The potential of pharmacological interventionin experimental model of perinatal hypoxic ischemic insult
Sonam Kapoor 1,2
David Kala 2
Jan Svodoba 2
Ivo Juranek 1
Zuzana Brnoliakova 1
Jakub Otahal 2
1 Institute of Experimental Pharmacology and Toxicology, Centre of Experimental Medicine, Slovak Academy of Sciences, Bratislava, Slovak Republic 2 Institute of Physiology, Czech Academy of Sciences, Prague, Czech Republic
|Section:||Cellular metabolism, physiology, molecular biology and genetics|
Introduction Perinatal hypoxic ischemic (HI) insult represents a severe paediatric neurologic condition, where the incidence is about 1-4 per 1000 term births in the developed countries. Perinatal HI injury develops as the result of permanent irreversible brain damage in which surviving infants may suffer severe neurological and/or learning disorders. There are minimal diagnostic and limited therapeutic approaches, thus it’s a socio-economic burden. The goal of this work was to test, the potential of pharmacological intervention in prevention of brain damage in perinatal HI insult by using sulforaphane (SFN).
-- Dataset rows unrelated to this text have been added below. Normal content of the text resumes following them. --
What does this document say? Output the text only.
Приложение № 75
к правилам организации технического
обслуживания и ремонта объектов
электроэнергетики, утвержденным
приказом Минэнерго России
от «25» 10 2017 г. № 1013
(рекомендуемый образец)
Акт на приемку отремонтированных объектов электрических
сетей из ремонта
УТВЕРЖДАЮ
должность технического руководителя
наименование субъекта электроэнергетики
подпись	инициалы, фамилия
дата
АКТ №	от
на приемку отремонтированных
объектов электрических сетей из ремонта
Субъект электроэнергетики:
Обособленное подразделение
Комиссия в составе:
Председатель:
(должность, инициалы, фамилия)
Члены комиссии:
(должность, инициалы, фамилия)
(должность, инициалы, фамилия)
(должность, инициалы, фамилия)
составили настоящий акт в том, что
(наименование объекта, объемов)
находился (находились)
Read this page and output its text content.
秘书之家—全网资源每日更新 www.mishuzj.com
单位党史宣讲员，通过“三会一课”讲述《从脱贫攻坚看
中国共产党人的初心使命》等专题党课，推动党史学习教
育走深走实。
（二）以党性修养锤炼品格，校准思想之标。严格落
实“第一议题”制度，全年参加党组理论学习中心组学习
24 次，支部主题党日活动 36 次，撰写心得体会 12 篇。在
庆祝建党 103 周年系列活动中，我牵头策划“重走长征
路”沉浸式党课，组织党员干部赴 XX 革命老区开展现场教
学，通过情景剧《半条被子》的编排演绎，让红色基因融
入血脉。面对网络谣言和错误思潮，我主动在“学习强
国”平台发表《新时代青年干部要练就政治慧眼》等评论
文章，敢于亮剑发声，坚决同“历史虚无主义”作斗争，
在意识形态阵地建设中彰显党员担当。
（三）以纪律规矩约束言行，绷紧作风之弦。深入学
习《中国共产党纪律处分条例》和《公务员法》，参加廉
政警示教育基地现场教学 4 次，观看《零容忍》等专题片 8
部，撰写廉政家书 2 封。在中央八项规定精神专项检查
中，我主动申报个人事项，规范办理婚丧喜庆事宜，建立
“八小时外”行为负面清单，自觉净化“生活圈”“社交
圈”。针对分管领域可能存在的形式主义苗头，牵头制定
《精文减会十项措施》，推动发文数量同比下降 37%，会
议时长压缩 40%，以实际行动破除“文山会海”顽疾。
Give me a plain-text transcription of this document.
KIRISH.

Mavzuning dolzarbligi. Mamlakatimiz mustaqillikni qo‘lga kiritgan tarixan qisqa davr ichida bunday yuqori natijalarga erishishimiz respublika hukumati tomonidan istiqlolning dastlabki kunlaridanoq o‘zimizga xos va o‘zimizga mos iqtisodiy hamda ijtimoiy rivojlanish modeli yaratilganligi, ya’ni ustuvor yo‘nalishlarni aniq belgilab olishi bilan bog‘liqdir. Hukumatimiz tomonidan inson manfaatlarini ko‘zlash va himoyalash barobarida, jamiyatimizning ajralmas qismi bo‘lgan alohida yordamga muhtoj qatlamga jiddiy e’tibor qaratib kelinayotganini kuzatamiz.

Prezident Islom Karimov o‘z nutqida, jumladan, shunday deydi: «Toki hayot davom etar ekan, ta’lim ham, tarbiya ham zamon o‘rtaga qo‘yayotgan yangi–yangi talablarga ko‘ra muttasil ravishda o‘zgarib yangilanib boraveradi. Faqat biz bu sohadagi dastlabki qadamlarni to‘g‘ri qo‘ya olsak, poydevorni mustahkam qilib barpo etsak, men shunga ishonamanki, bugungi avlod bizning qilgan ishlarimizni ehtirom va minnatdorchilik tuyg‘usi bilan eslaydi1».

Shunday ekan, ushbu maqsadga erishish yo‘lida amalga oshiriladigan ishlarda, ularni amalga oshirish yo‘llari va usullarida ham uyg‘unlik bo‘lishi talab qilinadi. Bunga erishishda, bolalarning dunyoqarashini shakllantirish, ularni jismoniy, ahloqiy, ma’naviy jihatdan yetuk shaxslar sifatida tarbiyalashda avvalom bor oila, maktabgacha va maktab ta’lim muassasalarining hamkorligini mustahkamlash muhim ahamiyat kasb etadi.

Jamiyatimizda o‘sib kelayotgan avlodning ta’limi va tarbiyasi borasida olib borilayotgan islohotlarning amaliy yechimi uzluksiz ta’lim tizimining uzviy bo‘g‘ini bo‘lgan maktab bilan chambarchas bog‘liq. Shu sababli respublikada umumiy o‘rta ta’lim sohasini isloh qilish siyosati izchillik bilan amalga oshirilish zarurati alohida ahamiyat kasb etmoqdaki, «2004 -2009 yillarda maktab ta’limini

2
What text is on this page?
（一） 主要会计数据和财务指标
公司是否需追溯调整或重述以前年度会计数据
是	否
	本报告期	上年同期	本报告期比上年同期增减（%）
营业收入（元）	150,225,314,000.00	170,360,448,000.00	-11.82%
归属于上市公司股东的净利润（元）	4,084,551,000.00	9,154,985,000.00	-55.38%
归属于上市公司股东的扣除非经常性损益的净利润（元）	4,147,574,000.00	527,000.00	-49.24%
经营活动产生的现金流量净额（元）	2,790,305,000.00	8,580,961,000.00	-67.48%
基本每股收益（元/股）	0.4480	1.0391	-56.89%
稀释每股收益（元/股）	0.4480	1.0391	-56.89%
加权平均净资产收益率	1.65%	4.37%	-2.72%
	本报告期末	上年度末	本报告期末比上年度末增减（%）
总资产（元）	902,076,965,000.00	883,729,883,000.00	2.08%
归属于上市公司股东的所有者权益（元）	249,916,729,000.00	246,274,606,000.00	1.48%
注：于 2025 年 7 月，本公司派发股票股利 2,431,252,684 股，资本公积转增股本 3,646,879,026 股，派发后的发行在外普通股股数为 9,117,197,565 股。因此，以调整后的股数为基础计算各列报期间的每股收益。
Method Seven days old Sprague-Dawley rats were utilized in animal model of HI injury. There were four groups of animals: HI and HI with SFN, Sham operated, Sham with SFN. SFN was administrated 5 mg/kg i.p., 24 h of occlusion. Common carotid artery occlusion was performed and ligated in anaesthetized pups’ animals and were incubated in a hypoxic chamber (pO2 8%) for 90 min. Measurments/quantification was done by PET imaging with 18F-FDG, applied i.p., after 1 day, 7 days and 5 weeks after the HI insult of the evaluation of glucose uptake after the HI insult with total activity ~12MBq in pups and ~18MBq in older animals. PMOD software and Schiffer rat brain MR atlas were used to analyze activities in individual brain regions.
Results Hippocampus and surrounding neocortex revealed significant changes in FDG bio-distribution. Most prominent changes were observed in hippocampus and cortex which means regions typically affected in this model of HI. Pretreatment with SFN led to protection of the hippocampus 1 day after the HI insult.
Conclusion Transcriptor factor Nrf2 and its activation with SFN represents promising treatment strategy in HI.